Yes, a queue of five pending events for each tag. If that is overrun, the missed event flag will be turned on for the next event for that tag that gets queued.
There's no explicit way to clear the queues that I know of. Maybe restart the tag provider? Or restart the gateway again.
It turns out that IT was doing something to the server where our Ignition GW lives during the time we had the above issues. General connectivity to devices was not stable. I believe that due to this scripting was stalling since tag writes were to Modbus registers that were being brought in over our network.

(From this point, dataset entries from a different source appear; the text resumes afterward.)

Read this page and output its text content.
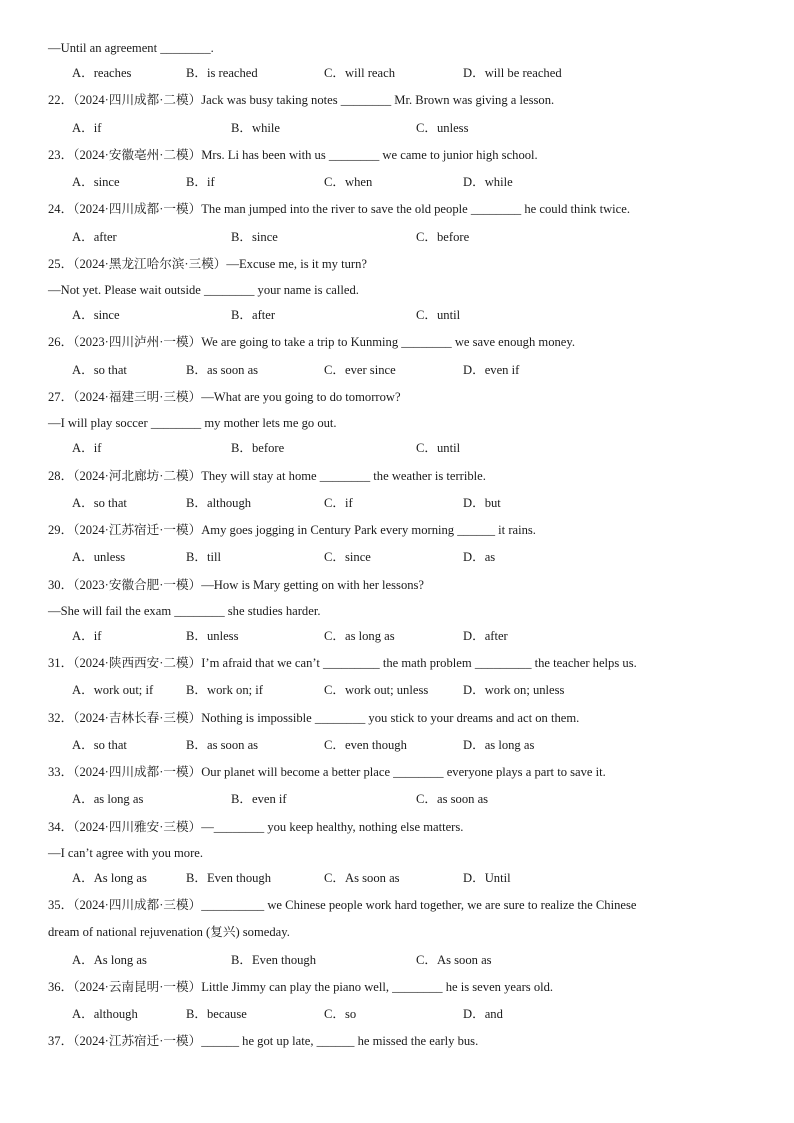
—Until an agreement ________.
A．reaches	B．is reached	C．will reach	D．will be reached
22．（2024·四川成都·二模）Jack was busy taking notes ________ Mr. Brown was giving a lesson.
A．if	B．while	C．unless
23．（2024·安徽亳州·二模）Mrs. Li has been with us ________ we came to junior high school.
A．since	B．if	C．when	D．while
24．（2024·四川成都·一模）The man jumped into the river to save the old people ________ he could think twice.
A．after	B．since	C．before
25．（2024·黑龙江哈尔滨·三模）—Excuse me, is it my turn?
—Not yet. Please wait outside ________ your name is called.
A．since	B．after	C．until
26．（2023·四川泸州·一模）We are going to take a trip to Kunming ________ we save enough money.
A．so that	B．as soon as	C．ever since	D．even if
27．（2024·福建三明·三模）—What are you going to do tomorrow?
—I will play soccer ________ my mother lets me go out.
A．if	B．before	C．until
28．（2024·河北廊坊·二模）They will stay at home ________ the weather is terrible.
A．so that	B．although	C．if	D．but
29．（2024·江苏宿迁·一模）Amy goes jogging in Century Park every morning ______ it rains.
A．unless	B．till	C．since	D．as
30．（2023·安徽合肥·一模）—How is Mary getting on with her lessons?
—She will fail the exam ________ she studies harder.
A．if	B．unless	C．as long as	D．after
31．（2024·陕西西安·二模）I’m afraid that we can’t _________ the math problem _________ the teacher helps us.
A．work out; if	B．work on; if	C．work out; unless	D．work on; unless
32．（2024·吉林长春·三模）Nothing is impossible ________ you stick to your dreams and act on them.
A．so that	B．as soon as	C．even though	D．as long as
33．（2024·四川成都·一模）Our planet will become a better place ________ everyone plays a part to save it.
A．as long as	B．even if	C．as soon as
34．（2024·四川雅安·三模）—________ you keep healthy, nothing else matters.
—I can’t agree with you more.
A．As long as	B．Even though	C．As soon as	D．Until
35．（2024·四川成都·三模）__________ we Chinese people work hard together, we are sure to realize the Chinese
dream of national rejuvenation (复兴) someday.
A．As long as	B．Even though	C．As soon as
36．（2024·云南昆明·一模）Little Jimmy can play the piano well, ________ he is seven years old.
A．although	B．because	C．so	D．and
37．（2024·江苏宿迁·一模）______ he got up late, ______ he missed the early bus.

After IT finished what it was doing everything went back to normal like magic.
This brings up a followup question regarding tag writes: The more recent versions of Ignition introduced the function system.tag.writeBlocking() which I have been using. Would it make more sense to switch over to system.tag.writeAsync() or the older system.tag.write() to avoid choke points in scripting where network connectivity to devices is sometimes an intermittant issue?
Maybe. There's no free lunch - these writes will end up queued and potentially executing in the background for an unknown amount of time.
This also assumes your script can proceed without needing to know that write actually happened yet.